SIMD: x86 SSE and ARM VFP

CS 641 Lecture, Dr. Lawlor

Here's my writeup for x86 SSE instructions. There's both an assembly language interface, and a set of C/C++ intrinsics in <xmmintrin.h>.

ARM VFP

There's a pretty good summary of all ARM instructions, including VFP ones, over at HeyRick. Regarding registers, briefly r0-r3 are parameter passing and scratch, r4-r11 are saved registers, and higher register numbers have specialized functions (like sp, the stack pointer; or pc, the program counter). Like x86 64-bit, you need to align the stack *if* you're calling a function that uses floating point, but only to 8 bytes (not 16 bytes).

For floating point registers, ARM uses a fairly standard even-odd division to store single and double precision floats in the same storage. This means "D0" stores one double, or you can store two single precision floats in "S0" and "S1" using the same bits. Similarly, D1 overlaps S2 and S3. See the ARM floating point register diagram. Here's an ARM assembly example where we load up a constant, add it to itself, and store it back to memory for printing:

push {r4,lr}    @ (note: we push r4 too, just for 8-byte stack alignment}
sub sp,sp, 32   @ make plenty of space on the stack

adr r0,.myfloats @ makes r0 point to myfloats
flds s0,[r0] @ load single-precision float (from constant below)
fadds s0,s0,s0 @ add to itself
fsts s0,[sp] @ store out to the stack 

mov r0,sp @ location of floats to print
mov r1,1  @ number of floats to print
bl farray_print @ print some floats (FAILS if stack is not 8-byte aligned!)

add sp,sp,32 @ hand back stack space
pop {r4,pc} @ restore link register, and return

.myfloats: @ Note that this is read-only constant space (segfault on store!)
   .word 0x3F9E0419 @ floating point 1.2345
@ Generate constants above via C++: "float x=10.0; return *(int *)&x;"

(Try this in NetRun now!)

(Note: I just added ".syntax unified" to NetRun's boilerplate code, so you no longer need # in front of constants.)

ARM offers a very interesting "rotating register banks" vector setup. Bank 0 (registers D0-D4, or S0-S7) are always single scalar values, but if you set the funky FPSCR LEN field to a nonzero vector length, then Banks 1 through 3 can operate in vector mode.   If you set FPSCR's LEN field to 4, for example, an operation like

fadds s8,s8,s16

actually adds four floats: S8+=S16; S9+=S17; S10+=S18; and S11+=S19;

This ability to mix and match vector operations (on Banks 1-3) and scalar operations (in Bank 0) is quite handy, although I don't like having to store the vector length in LEN.   Loads and stores never go vector according to LEN, but FLDM/FSTM can load multiple registers already.

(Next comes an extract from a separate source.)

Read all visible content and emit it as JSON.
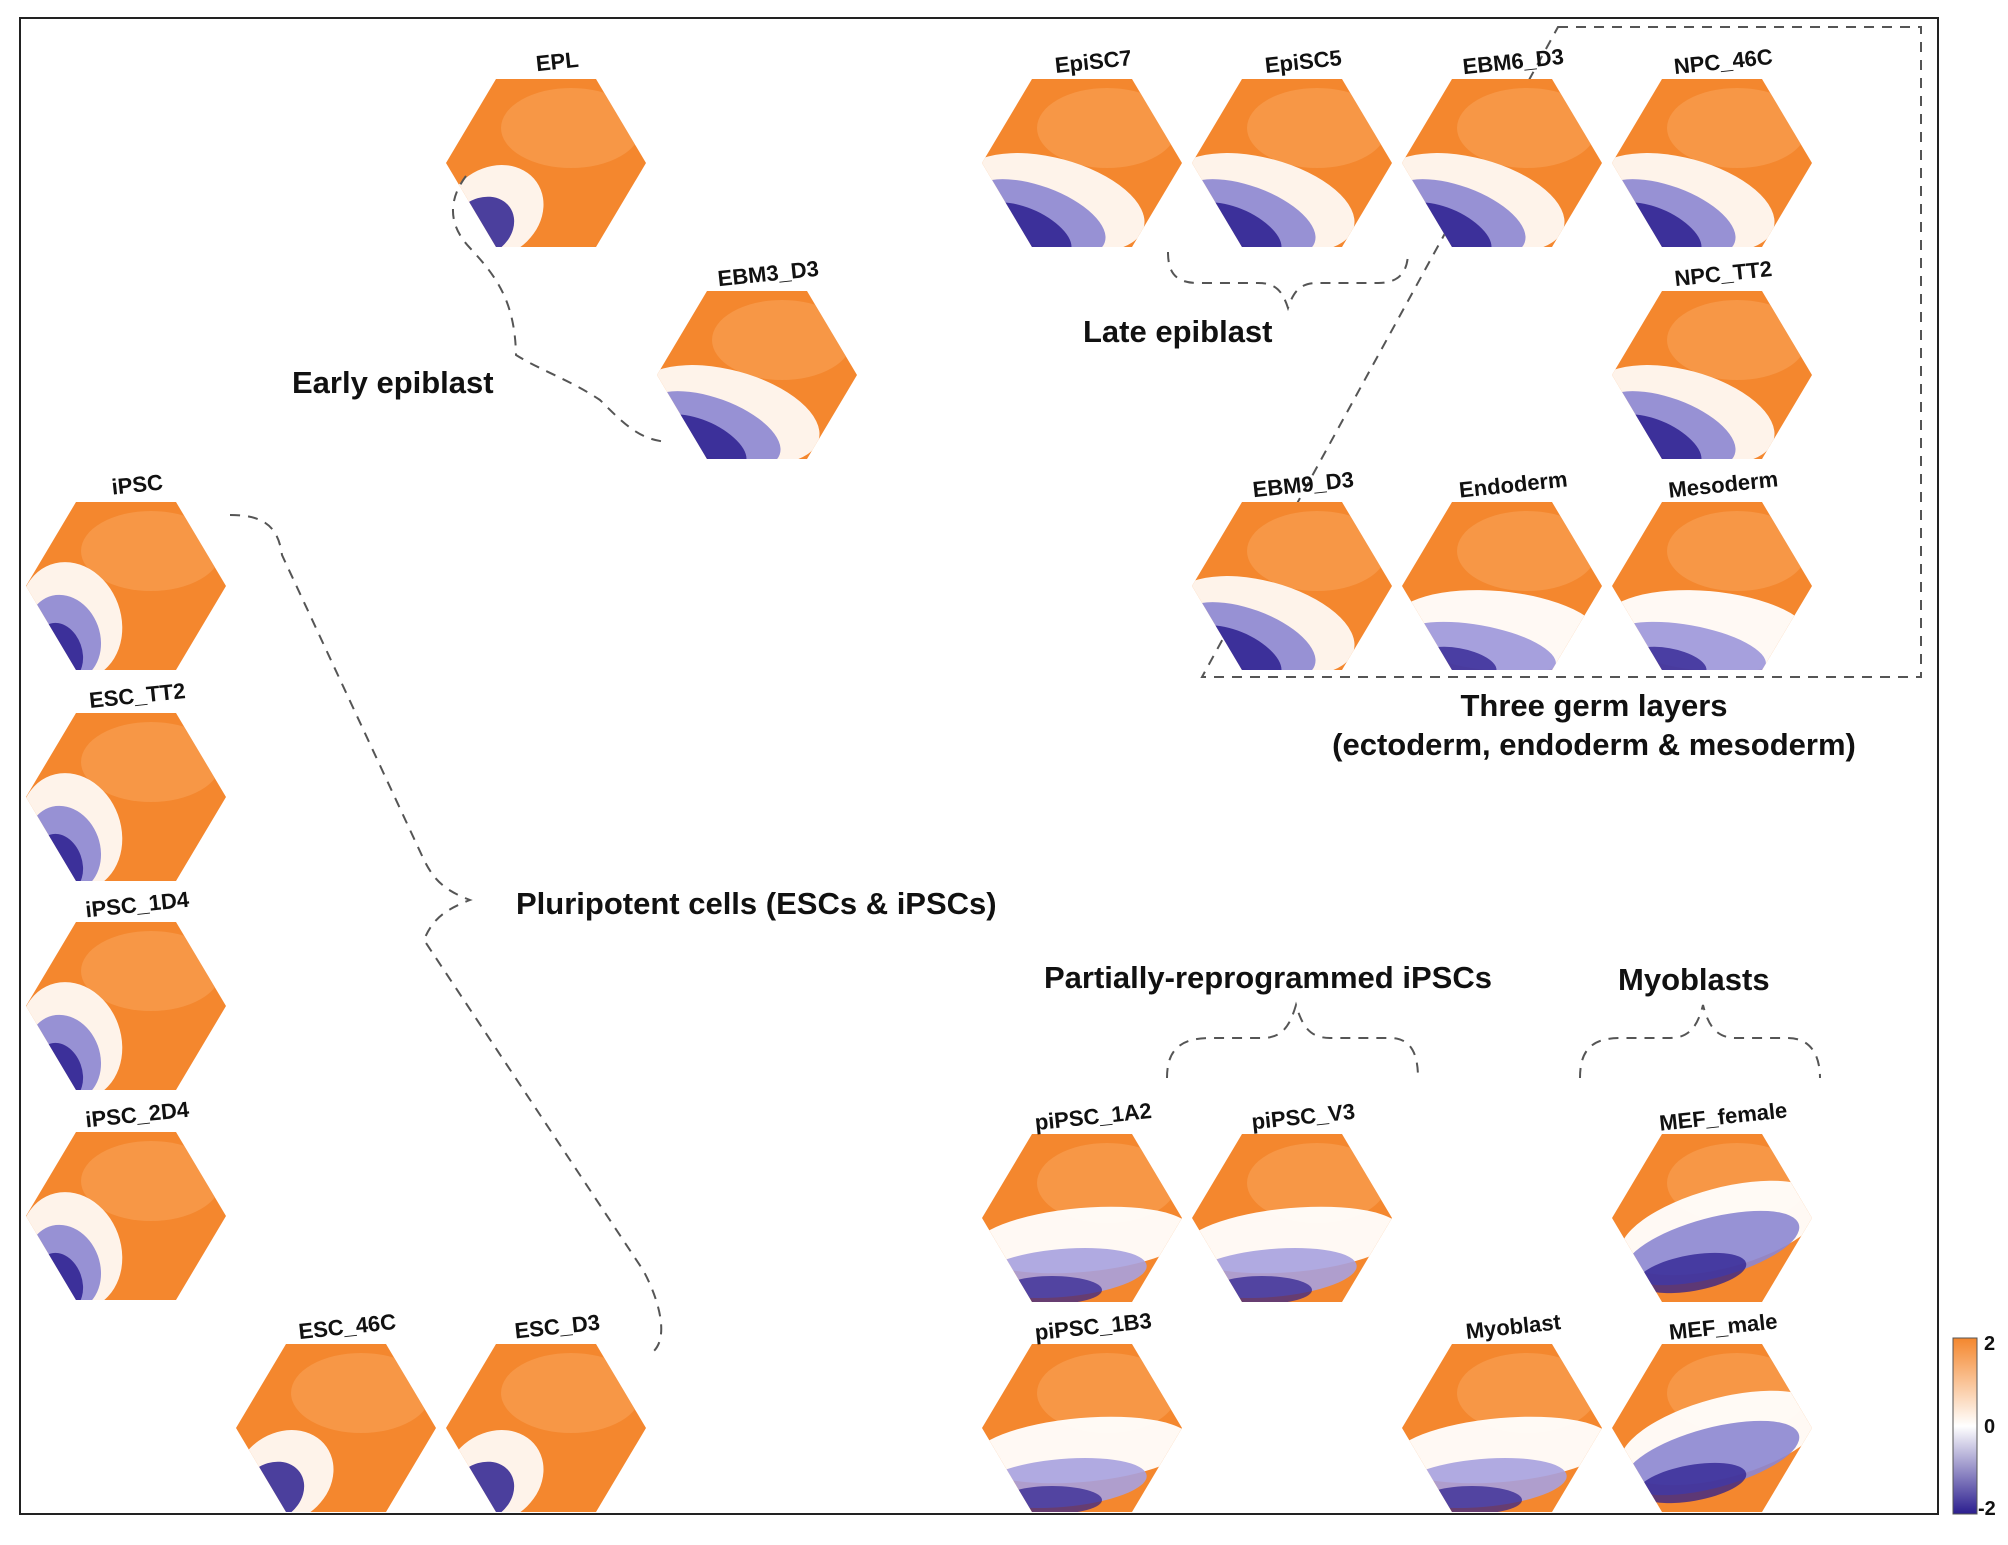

Here's an example of using LEN=4 vectors:

push {r4,lr}    @ (note: we push r4 too, just for 8-byte stack alignment}
sub sp,sp, 32   @ make plenty of space on the stack

@ Enter vector compute mode
    FMRX    r12,FPSCR           @ copy FPSCR into r12
    BIC     r12,r12,#0x00370000 @ clears STRIDE and LEN
    ORR     r12,r12,#0x00030000 @ sets STRIDE = 1, LEN = 4
    FMXR    FPSCR,r12           @ copy r12 back into FPSCR

adr r0,.myfloats @ makes r0 point to myfloats
fldmias r0,{s8-s11} @ load four single-precision floats (from constants below)
fadds s8,s8,s8 @ add *four* floats (from LEN above)
fstmias sp,{s8-s11} @ store four single-precision floats (to the stack)

@ Leave vector compute mode
    BIC     r12,r12,#0x00370000 @ clears STRIDE =1 and LEN = 1
    FMXR    FPSCR,r12           @ copy r12 back into FPSCR

mov r0,sp @ location of floats to print
mov r1,4  @ number of floats to print
bl farray_print @ print some floats (FAILS if stack is not 8-byte aligned!)

add sp,sp,32 @ hand back stack space
pop {r4,pc} @ restore link register, and return

.myfloats: @ Note that this is read-only constant space (segfault on store!)
   .word 0x3F9E0419 @ floating point 1.2345
   .word 0x42C80000 @ floating point 100.0
   .word 0x41200000 @ floating point 10.0
   .word 0x4048F5C3 @ floating point 3.14
@ Generate constants above via C++: "float x=10.0; return *(int *)&x;"

(Try this in NetRun now!)

Generally, the vector operations seem to be quite fast, taking only a little longer than the scalar versions. In addition, unlike many chip designers, ARM publishes detailed execution information, including cycle counts, pipeline hazards and scoreboarding, so you have something to start with during optimization!